時晚晚踏進前院時正瞧見一道魁梧的身影正指揮著人將一個個大箱子有條不紊地搬進府內。
“五……五師伯?”
時晚晚許久不回來,單憑背影還是不太確定,只能試探性地喊一聲。
只見那人猛地回頭,那粗獷的大臉以及那滿臉的絡腮鬍,不是她五師伯還有誰。
時晚晚五師伯,也就是許昌吉回頭見到一個長得好看的姑娘衝他喊五師伯,一眼就認出了是時晚晚,便將指揮的活交給他人,大步流星地走了過來。
“哎呀!幾年不見晚晚你都長這麼大了呀!高了,也瘦了,嘖!我就說外國的飯不養人,我們那個圓乎乎的晚晚都餓成瘦麻桿了!”
隨著聲音下來的還有許昌吉的厚重的手掌,一下又一下的拍在了時晚晚肩頭。
太久沒接觸了,時晚晚已經忘記了她家五師伯的手勁多重了,饒是時晚晚現在內力厚重也差點被拍出內傷來。
時晚晚不動聲色地往後退了一步,說道:“多年不見,五師伯你的手勁比當年更甚了呢!”
“哎呦!忘了忘了。

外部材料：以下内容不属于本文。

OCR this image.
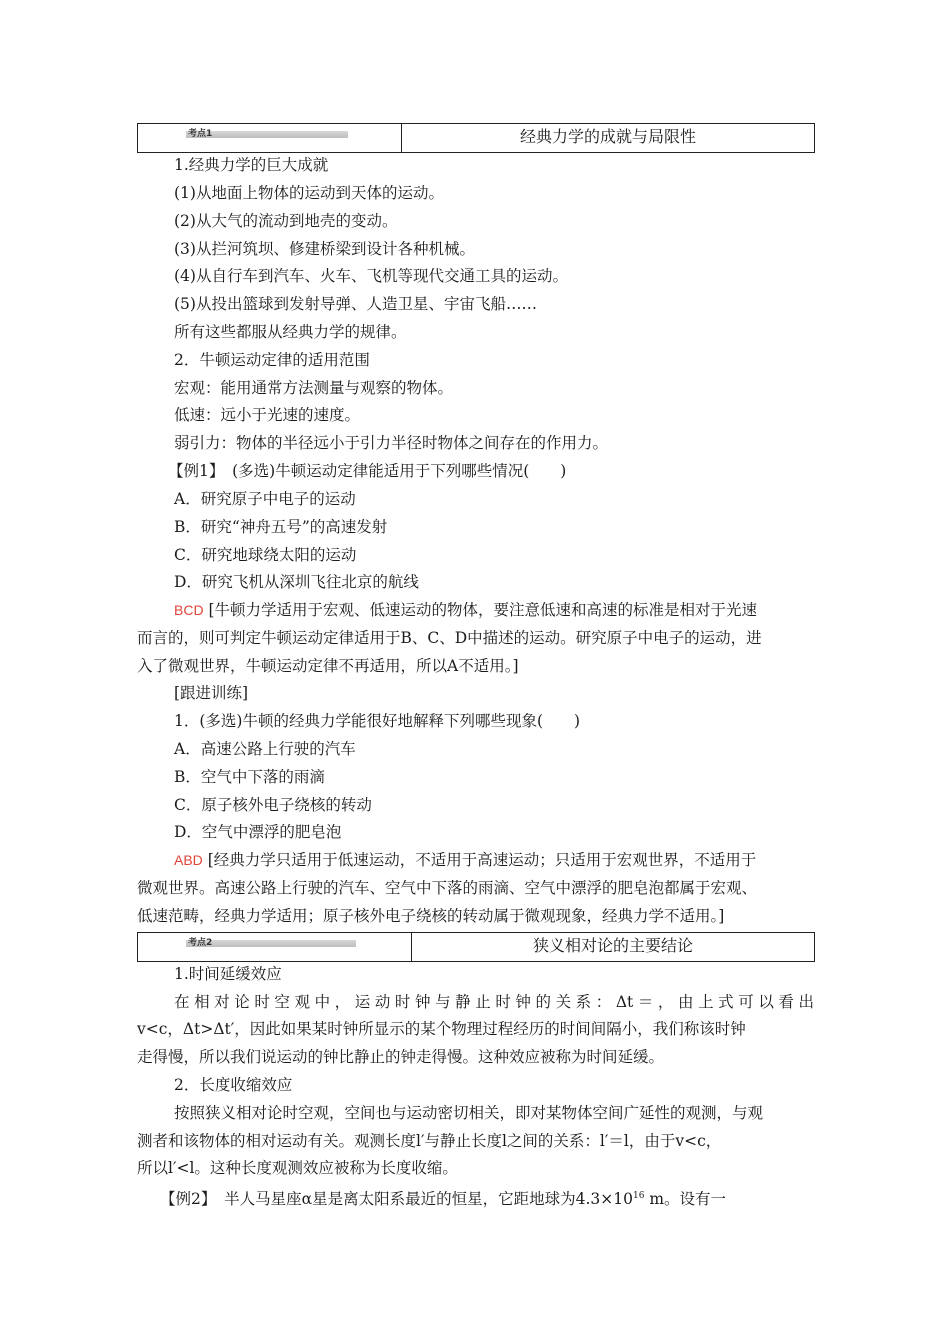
考点1	经典力学的成就与局限性
1.经典力学的巨大成就
(1)从地面上物体的运动到天体的运动。
(2)从大气的流动到地壳的变动。
(3)从拦河筑坝、修建桥梁到设计各种机械。
(4)从自行车到汽车、火车、飞机等现代交通工具的运动。
(5)从投出篮球到发射导弹、人造卫星、宇宙飞船……
所有这些都服从经典力学的规律。
2．牛顿运动定律的适用范围
宏观：能用通常方法测量与观察的物体。
低速：远小于光速的速度。
弱引力：物体的半径远小于引力半径时物体之间存在的作用力。
【例1】　(多选)牛顿运动定律能适用于下列哪些情况(　　)
A．研究原子中电子的运动
B．研究“神舟五号”的高速发射
C．研究地球绕太阳的运动
D．研究飞机从深圳飞往北京的航线
BCD [牛顿力学适用于宏观、低速运动的物体，要注意低速和高速的标准是相对于光速
而言的，则可判定牛顿运动定律适用于B、C、D中描述的运动。研究原子中电子的运动，进
入了微观世界，牛顿运动定律不再适用，所以A不适用。]
[跟进训练]
1．(多选)牛顿的经典力学能很好地解释下列哪些现象(　　)
A．高速公路上行驶的汽车
B．空气中下落的雨滴
C．原子核外电子绕核的转动
D．空气中漂浮的肥皂泡
ABD [经典力学只适用于低速运动，不适用于高速运动；只适用于宏观世界，不适用于
微观世界。高速公路上行驶的汽车、空气中下落的雨滴、空气中漂浮的肥皂泡都属于宏观、
低速范畴，经典力学适用；原子核外电子绕核的转动属于微观现象，经典力学不适用。]
考点2	狭义相对论的主要结论
1.时间延缓效应
在相对论时空观中，运动时钟与静止时钟的关系：Δt＝，由上式可以看出
v<c，Δt>Δt′，因此如果某时钟所显示的某个物理过程经历的时间间隔小，我们称该时钟
走得慢，所以我们说运动的钟比静止的钟走得慢。这种效应被称为时间延缓。
2．长度收缩效应
按照狭义相对论时空观，空间也与运动密切相关，即对某物体空间广延性的观测，与观
测者和该物体的相对运动有关。观测长度l′与静止长度l之间的关系：l′＝l，由于v<c，
所以l′<l。这种长度观测效应被称为长度收缩。
【例2】　 半人马星座α星是离太阳系最近的恒星，它距地球为$4.3\times 10^{16}$ m。设有一
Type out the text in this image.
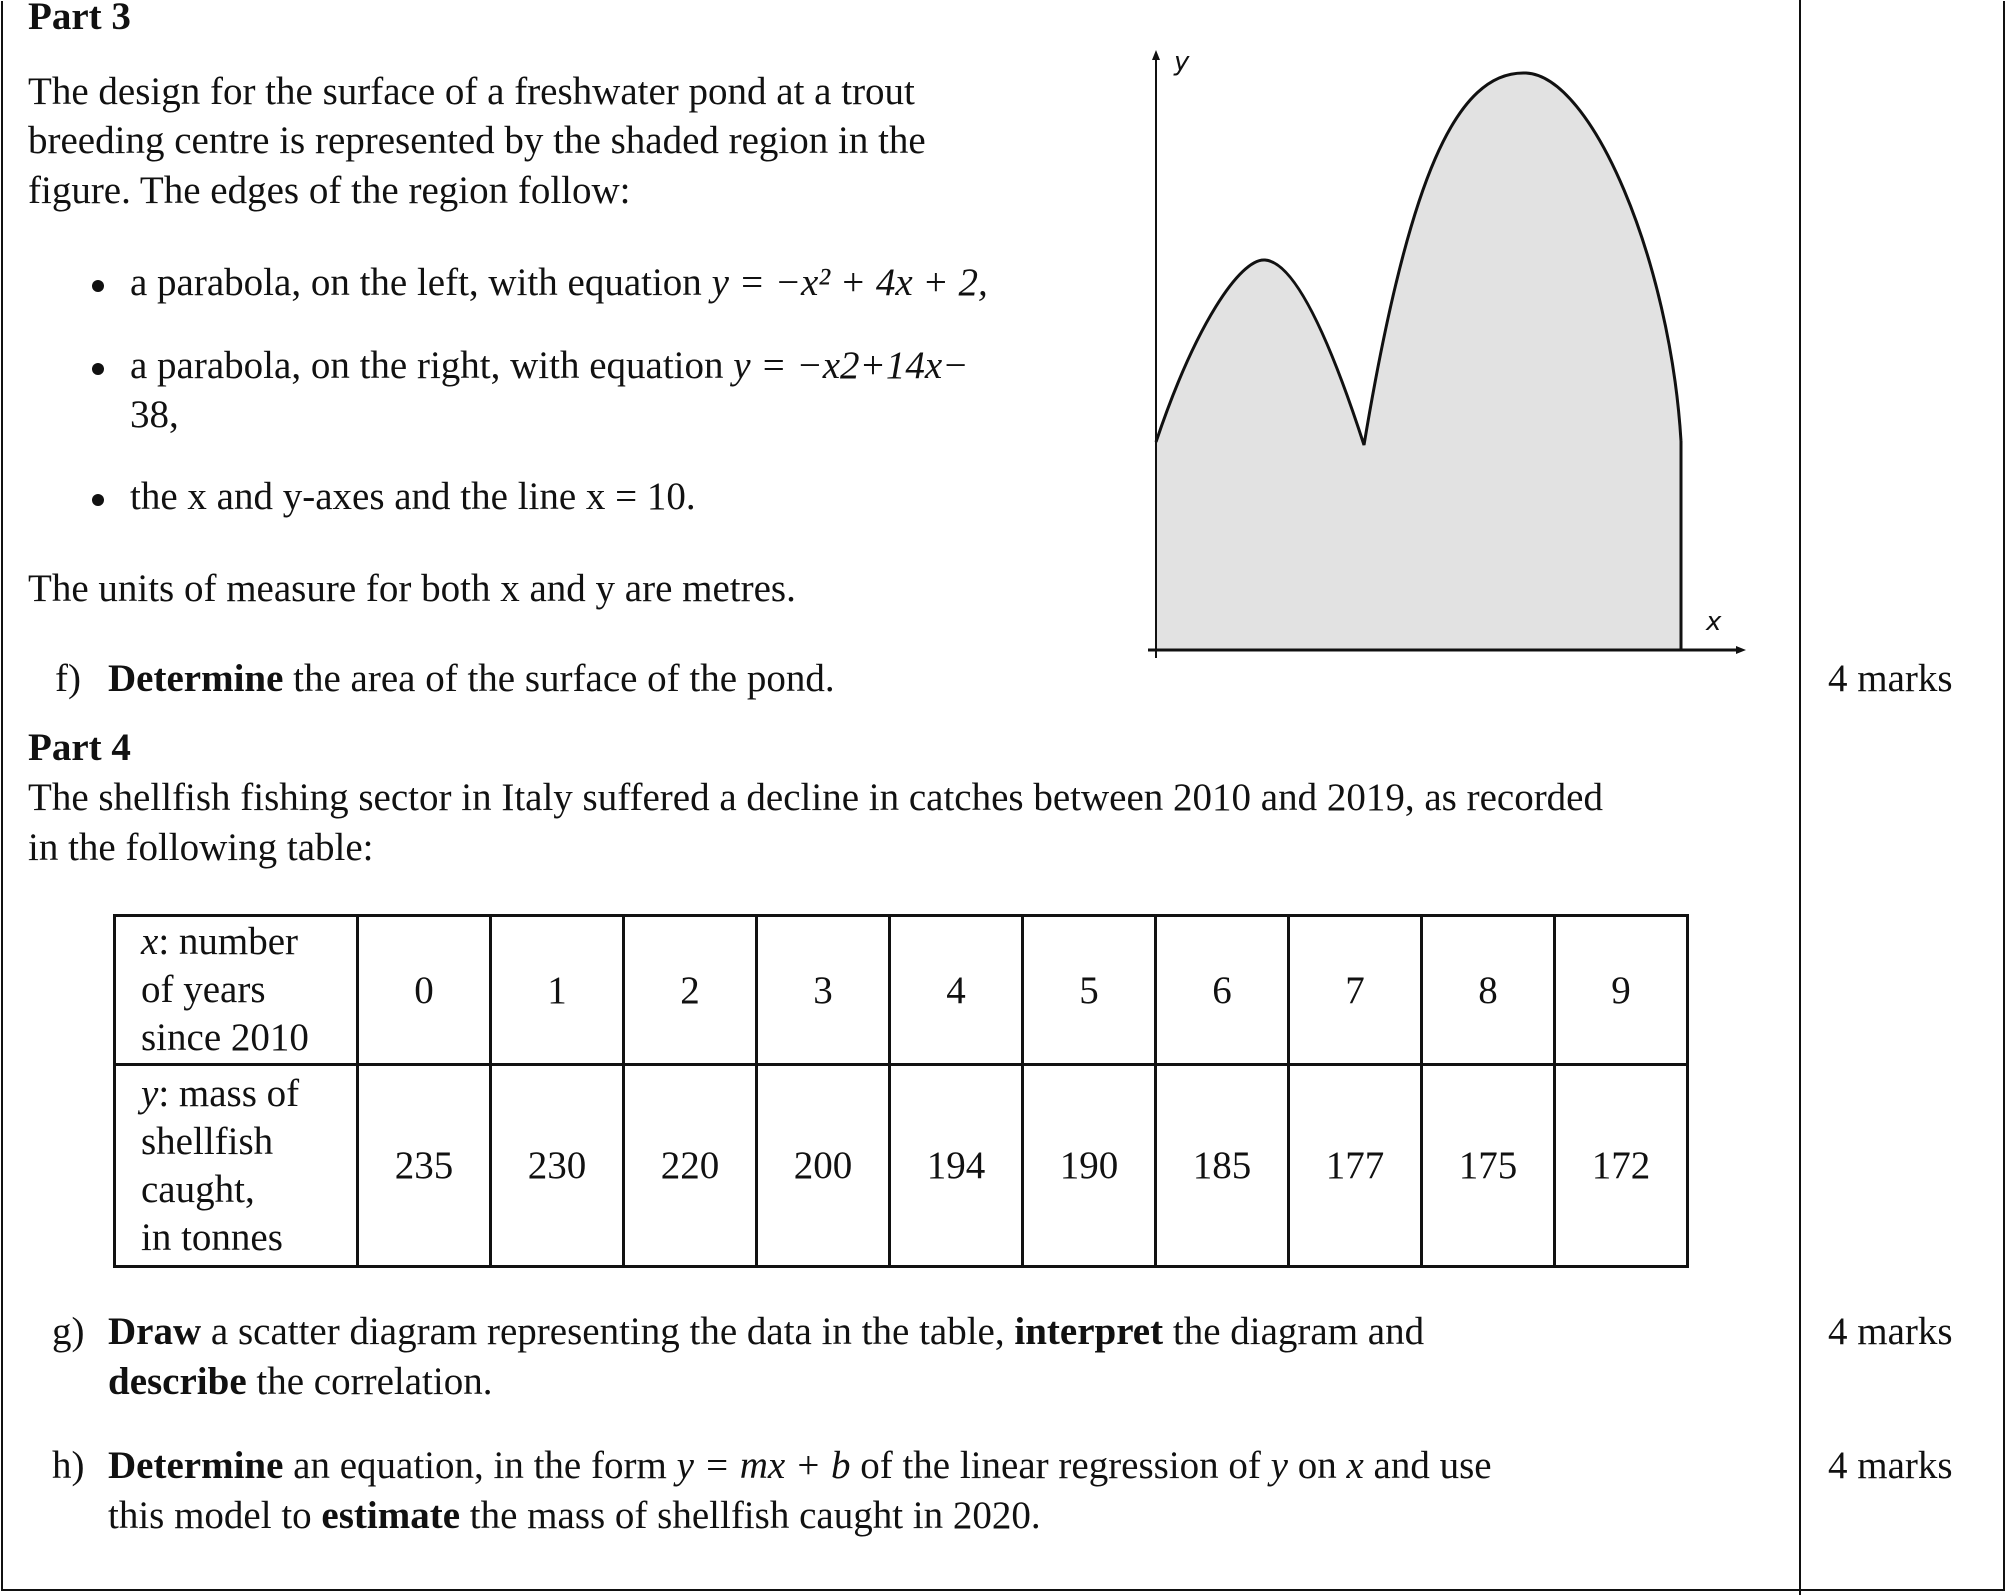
Part 3
The design for the surface of a freshwater pond at a trout
breeding centre is represented by the shaded region in the
figure. The edges of the region follow:
a parabola, on the left, with equation y = −x² + 4x + 2,
a parabola, on the right, with equation y = −x2+14x−
38,
the x and y-axes and the line x = 10.
The units of measure for both x and y are metres.
f) Determine the area of the surface of the pond.	4 marks
y
x
Part 4
The shellfish fishing sector in Italy suffered a decline in catches between 2010 and 2019, as recorded
in the following table:
x: number
of years
since 2010	0	1	2	3	4	5	6	7	8	9

y: mass of
shellfish
caught,
in tonnes	235	230	220	200	194	190	185	177	175	172
g) Draw a scatter diagram representing the data in the table, interpret the diagram and
describe the correlation.
4 marks
h) Determine an equation, in the form y = mx + b of the linear regression of y on x and use
this model to estimate the mass of shellfish caught in 2020.
4 marks
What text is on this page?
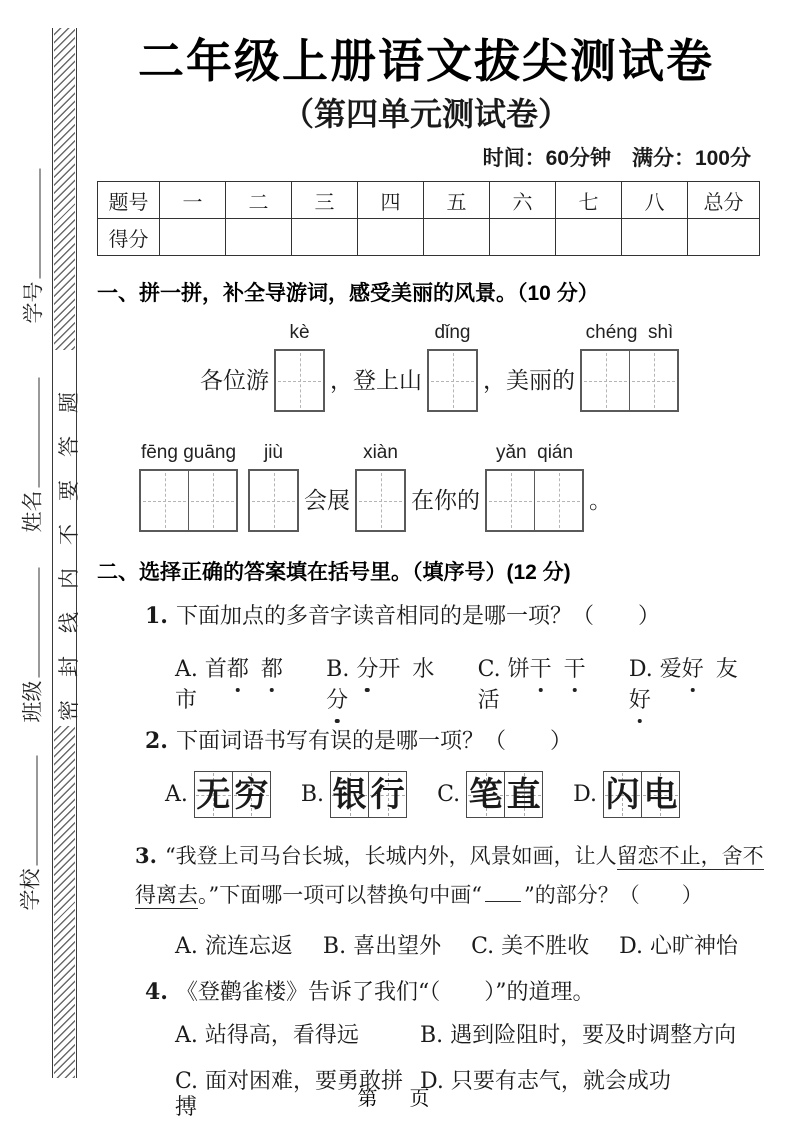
学号
姓名
班级
学校
密封线内不要答题
二年级上册语文拔尖测试卷
（第四单元测试卷）
时间：60分钟　满分：100分
题号	一	二	三	四	五	六	七	八	总分
得分									
一、拼一拼，补全导游词，感受美丽的风景。（10 分）
各位游
kè
，登上山
dǐng
，美丽的
chéng  shì
fēng guāng jiù
会展
xiàn
在你的
yǎn  qián
。
二、选择正确的答案填在括号里。（填序号）(12 分)
1. 下面加点的多音字读音相同的是哪一项？（　　）
A. 首都 都市
B. 分开 水分
C. 饼干 干活
D. 爱好 友好
2. 下面词语书写有误的是哪一项？（　　）
A. 无 穷 B. 银 行 C. 笔 直 D. 闪 电
3. “我登上司马台长城，长城内外，风景如画，让人留恋不止，舍不
得离去。”下面哪一项可以替换句中画“ ”的部分？（　　）
A. 流连忘返 B. 喜出望外 C. 美不胜收 D. 心旷神怡
4. 《登鹳雀楼》告诉了我们“（　　）”的道理。
A. 站得高，看得远	B. 遇到险阻时，要及时调整方向
C. 面对困难，要勇敢拼搏
D. 只要有志气，就会成功
第　页
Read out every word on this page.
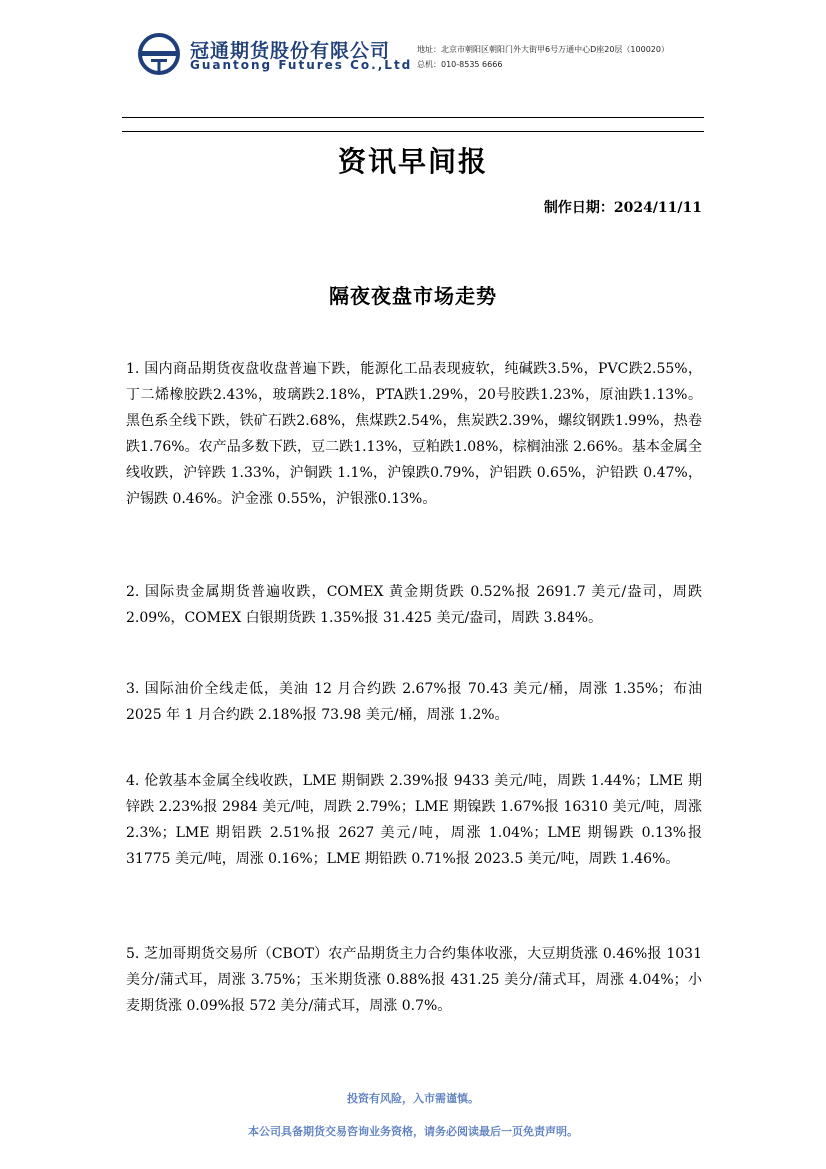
冠通期货股份有限公司
Guantong Futures Co.,Ltd
地址：北京市朝阳区朝阳门外大街甲6号万通中心D座20层（100020）
总机：010-8535 6666
资讯早间报
制作日期：2024/11/11
隔夜夜盘市场走势

1. 国内商品期货夜盘收盘普遍下跌，能源化工品表现疲软，纯碱跌3.5%，PVC跌2.55%，丁二烯橡胶跌2.43%，玻璃跌2.18%，PTA跌1.29%，20号胶跌1.23%，原油跌1.13%。黑色系全线下跌，铁矿石跌2.68%，焦煤跌2.54%，焦炭跌2.39%，螺纹钢跌1.99%，热卷跌1.76%。农产品多数下跌，豆二跌1.13%，豆粕跌1.08%，棕榈油涨 2.66%。基本金属全线收跌，沪锌跌 1.33%，沪铜跌 1.1%，沪镍跌0.79%，沪铝跌 0.65%，沪铅跌 0.47%，沪锡跌 0.46%。沪金涨 0.55%，沪银涨0.13%。

2. 国际贵金属期货普遍收跌，COMEX 黄金期货跌 0.52%报 2691.7 美元/盎司，周跌 2.09%，COMEX 白银期货跌 1.35%报 31.425 美元/盎司，周跌 3.84%。

3. 国际油价全线走低，美油 12 月合约跌 2.67%报 70.43 美元/桶，周涨 1.35%；布油 2025 年 1 月合约跌 2.18%报 73.98 美元/桶，周涨 1.2%。

4. 伦敦基本金属全线收跌，LME 期铜跌 2.39%报 9433 美元/吨，周跌 1.44%；LME 期锌跌 2.23%报 2984 美元/吨，周跌 2.79%；LME 期镍跌 1.67%报 16310 美元/吨，周涨 2.3%；LME 期铝跌 2.51%报 2627 美元/吨，周涨 1.04%；LME 期锡跌 0.13%报 31775 美元/吨，周涨 0.16%；LME 期铅跌 0.71%报 2023.5 美元/吨，周跌 1.46%。

5. 芝加哥期货交易所（CBOT）农产品期货主力合约集体收涨，大豆期货涨 0.46%报 1031 美分/蒲式耳，周涨 3.75%；玉米期货涨 0.88%报 431.25 美分/蒲式耳，周涨 4.04%；小麦期货涨 0.09%报 572 美分/蒲式耳，周涨 0.7%。

投资有风险，入市需谨慎。
本公司具备期货交易咨询业务资格，请务必阅读最后一页免责声明。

不好意思,經常揍許大許二他們兩個臭小子,乍一見你,忘了收著點力氣了!”
許昌吉不好意思的收回手撓了撓頭。
許大許二是五師伯家的雙生子,許大叫許桓,許二叫許淵,比時晚晚大幾歲,也是從小上山抓鳥下河摸魚的皮小子,小時候那調皮勁跟時晚晚比起來也是不相上下了,在許昌吉沒有來北邊分局押鏢之時,許桓和許淵兩人沒少帶著時晚晚漫山遍野地跑,也是時晚晚小時候唯二玩得來的同齡人,不過兩人隨父離開清風寨之後,在莫語莫莉沒來之前時晚晚就是孤零零一人。
哪有說女孩子是瘦麻桿的,時晚晚聽得滿頭黑線,若不是瞭解她這五師伯是個腦子裡想什麼嘴巴就說什麼的直腸子,時晚晚估計就要黑臉了。
“沒事沒事!許桓和許淵也在裕關城嗎?”
“嗐!那倆臭小子早幾年就不在裕關城了,許桓跟著商隊到處跑,一把子力氣就是死活不願意跟著我走鏢,許淵呢從小就愛讀書,後來就索性參加科舉去了,也不知道在京城有沒有混出個人樣,次次來信都只有重重複復那幾句話‘我很好,勿念!’之類的,兒大不中留啊!”
許昌吉雖話裡都是怪兒子之意,但是從他提起兒子滿臉都止不住的笑意,時晚晚知道她五師伯對兩兒子並沒有嘴上那麼嫌棄的。
“許桓和許淵都不用你操心多好啊,指不定過幾年就給您一人找一個兒媳婦回來了,你就等著抱孫子孫女,過頤養天年的生活吧!”
時晚晚說完就愣了,怎麼她也到了一寒暄就三句不離成婚生子了?!!!
可怕可怕!
時晚晚甩了甩腦袋,試圖將這種不經意中就沾染上的惡習給甩出腦袋外,可不能讓這玩意汙染了她。
“我走南闖北管了,你要是讓我留在家中含飴弄孫,我可過不慣那種生活!不過你許嬸子常唸叨這事,她估計願意哈哈哈哈哈!”
好在許昌吉注意力全放在了孫子孫女話頭上了,沒有注意到時晚晚的怪異舉動。